Hirsh:We need to go a lot farther than President Obama has. The book explains how Obama missed a golden opportunity to remake Wall Street, the American economy, and the global economy. Obama was seen by many as the second coming of Franklin Delano Roosevelt. After the 2008 election, Time magazine actually Photo shopped Obama’s face onto FDR’s in the famous Depression-era shot of Roosevelt grinning in his car, his cigarette holder tilted jauntily upward. But instead of “the New New Deal,” as Time called it, Obama faithfully channeled Larry Summers and Tim Geithner and their conservative approach to stimulus and reform. The president distracted himself with less pressing issues like health care and nuclear disarmament. He even flew to Oslo to get Chicago picked for the Olympics (he failed). Early on Obama’s Summers and Geithner argued down Christina Romer, the new chairwoman of the Council of Economic Advisors, when her office suggested that the initial fiscal stimulus be as high as $1.2 trillion. They didn’t want to pile onto the deficit, or at least they didn’t want to face the political consequences of such an increase in government spending.

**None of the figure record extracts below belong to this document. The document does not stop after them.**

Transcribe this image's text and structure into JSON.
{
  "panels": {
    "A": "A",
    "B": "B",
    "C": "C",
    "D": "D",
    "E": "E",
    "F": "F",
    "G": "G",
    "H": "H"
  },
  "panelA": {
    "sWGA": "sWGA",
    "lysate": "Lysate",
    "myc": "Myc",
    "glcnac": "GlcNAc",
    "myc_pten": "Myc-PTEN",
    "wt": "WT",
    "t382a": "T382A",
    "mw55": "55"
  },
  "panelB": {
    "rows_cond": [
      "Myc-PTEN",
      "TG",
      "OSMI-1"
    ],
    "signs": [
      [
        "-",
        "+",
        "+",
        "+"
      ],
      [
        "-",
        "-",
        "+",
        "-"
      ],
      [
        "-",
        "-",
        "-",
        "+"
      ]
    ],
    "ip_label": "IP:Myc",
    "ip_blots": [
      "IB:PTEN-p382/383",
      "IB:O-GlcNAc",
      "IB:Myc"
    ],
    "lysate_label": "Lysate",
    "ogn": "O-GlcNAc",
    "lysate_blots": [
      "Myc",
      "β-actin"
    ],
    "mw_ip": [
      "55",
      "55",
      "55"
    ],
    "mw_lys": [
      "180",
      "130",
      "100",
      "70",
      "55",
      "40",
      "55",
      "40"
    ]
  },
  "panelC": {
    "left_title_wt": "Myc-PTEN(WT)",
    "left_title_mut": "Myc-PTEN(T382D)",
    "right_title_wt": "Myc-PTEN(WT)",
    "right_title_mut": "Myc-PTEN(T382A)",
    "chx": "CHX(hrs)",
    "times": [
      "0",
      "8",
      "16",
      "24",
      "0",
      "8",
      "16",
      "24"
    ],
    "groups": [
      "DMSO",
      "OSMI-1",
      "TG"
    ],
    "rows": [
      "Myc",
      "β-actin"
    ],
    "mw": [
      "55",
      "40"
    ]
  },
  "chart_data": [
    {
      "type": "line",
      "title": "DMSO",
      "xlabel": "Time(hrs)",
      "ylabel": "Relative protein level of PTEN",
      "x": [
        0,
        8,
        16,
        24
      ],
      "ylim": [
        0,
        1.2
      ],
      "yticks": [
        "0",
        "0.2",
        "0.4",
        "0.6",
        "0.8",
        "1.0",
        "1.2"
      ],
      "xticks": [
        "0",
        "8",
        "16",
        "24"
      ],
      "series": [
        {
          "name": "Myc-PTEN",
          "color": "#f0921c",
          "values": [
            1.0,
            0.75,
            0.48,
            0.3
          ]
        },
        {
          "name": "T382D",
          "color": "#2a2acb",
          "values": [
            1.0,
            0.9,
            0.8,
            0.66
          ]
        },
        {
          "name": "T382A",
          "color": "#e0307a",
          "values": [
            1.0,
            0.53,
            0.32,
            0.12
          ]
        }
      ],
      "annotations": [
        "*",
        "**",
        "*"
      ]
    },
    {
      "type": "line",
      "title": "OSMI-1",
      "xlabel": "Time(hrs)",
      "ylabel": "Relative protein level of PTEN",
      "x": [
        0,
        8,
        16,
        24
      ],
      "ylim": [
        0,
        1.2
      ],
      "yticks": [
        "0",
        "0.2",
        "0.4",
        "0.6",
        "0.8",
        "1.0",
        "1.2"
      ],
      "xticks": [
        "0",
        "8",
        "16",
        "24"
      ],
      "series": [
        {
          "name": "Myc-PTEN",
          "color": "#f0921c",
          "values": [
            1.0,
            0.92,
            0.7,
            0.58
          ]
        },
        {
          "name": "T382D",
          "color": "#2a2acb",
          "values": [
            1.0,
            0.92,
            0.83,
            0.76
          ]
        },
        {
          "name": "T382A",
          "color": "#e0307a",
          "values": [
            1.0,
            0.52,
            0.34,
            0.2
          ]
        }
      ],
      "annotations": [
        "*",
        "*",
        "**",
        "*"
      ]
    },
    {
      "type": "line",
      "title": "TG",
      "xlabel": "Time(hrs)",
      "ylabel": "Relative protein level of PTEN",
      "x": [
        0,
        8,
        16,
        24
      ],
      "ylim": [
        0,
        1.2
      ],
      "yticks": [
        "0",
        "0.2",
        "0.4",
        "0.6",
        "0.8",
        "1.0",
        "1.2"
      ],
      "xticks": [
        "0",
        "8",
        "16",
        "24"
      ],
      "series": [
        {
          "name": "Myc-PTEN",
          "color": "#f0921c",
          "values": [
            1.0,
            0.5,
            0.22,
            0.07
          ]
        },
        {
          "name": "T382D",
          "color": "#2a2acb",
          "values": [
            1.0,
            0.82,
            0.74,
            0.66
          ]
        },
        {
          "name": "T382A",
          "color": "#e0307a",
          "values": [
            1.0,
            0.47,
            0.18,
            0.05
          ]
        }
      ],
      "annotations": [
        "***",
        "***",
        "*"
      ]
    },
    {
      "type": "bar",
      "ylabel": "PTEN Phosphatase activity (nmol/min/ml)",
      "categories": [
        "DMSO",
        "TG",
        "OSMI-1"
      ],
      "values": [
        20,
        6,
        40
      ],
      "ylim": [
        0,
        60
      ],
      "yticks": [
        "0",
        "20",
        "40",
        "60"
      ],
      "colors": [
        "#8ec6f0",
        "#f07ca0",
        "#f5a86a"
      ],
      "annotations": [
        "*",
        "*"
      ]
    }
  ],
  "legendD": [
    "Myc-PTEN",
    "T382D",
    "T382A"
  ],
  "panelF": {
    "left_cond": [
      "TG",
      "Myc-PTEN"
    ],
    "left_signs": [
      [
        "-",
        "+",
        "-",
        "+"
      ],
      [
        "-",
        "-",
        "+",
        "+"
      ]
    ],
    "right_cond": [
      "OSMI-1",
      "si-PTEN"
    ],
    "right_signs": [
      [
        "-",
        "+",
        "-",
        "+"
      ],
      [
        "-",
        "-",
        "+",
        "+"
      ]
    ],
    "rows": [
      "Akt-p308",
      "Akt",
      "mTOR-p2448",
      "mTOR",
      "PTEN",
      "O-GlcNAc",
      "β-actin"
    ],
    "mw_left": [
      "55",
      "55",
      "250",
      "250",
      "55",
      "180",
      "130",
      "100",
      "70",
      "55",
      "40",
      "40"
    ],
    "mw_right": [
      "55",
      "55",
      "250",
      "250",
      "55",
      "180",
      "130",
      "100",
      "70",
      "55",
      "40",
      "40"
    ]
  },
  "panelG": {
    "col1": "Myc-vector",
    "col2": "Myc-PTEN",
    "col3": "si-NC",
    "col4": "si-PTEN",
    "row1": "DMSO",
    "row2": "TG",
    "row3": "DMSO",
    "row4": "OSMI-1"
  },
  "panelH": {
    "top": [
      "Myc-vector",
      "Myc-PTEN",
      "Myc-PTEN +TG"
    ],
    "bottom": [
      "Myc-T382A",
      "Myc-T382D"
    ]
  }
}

With the recession still darkening the outlook, Summers and Geithner also didn’t want to tamper too much with what they still saw as the economy’s engine room, Wall Street. The president “explicitly decided not to break up all big financial institutions,” another top economic advisor, Austan Goolsbee, told me. Heeding the advice of Summers and Geithner, Obama decided that the cause of the crisis “wasn’t primarily about size.” As a result, little faith was restored in the system—an essential ingredient to full recovery. Not enough jobs were created. Now Obama’s economic team is disintegrating and he’s paying for his lack of dramatic action. More and more it looks like Obama will face grim growth and unemployment numbers going into 2012 -- much less the 2010 election. Distracting himself with health care and other issues, Obama may have politically maneuvered himself out of the only major remedy that could bring unemployment down and growth up enough to assure his reelection: another giant fiscal stimulus.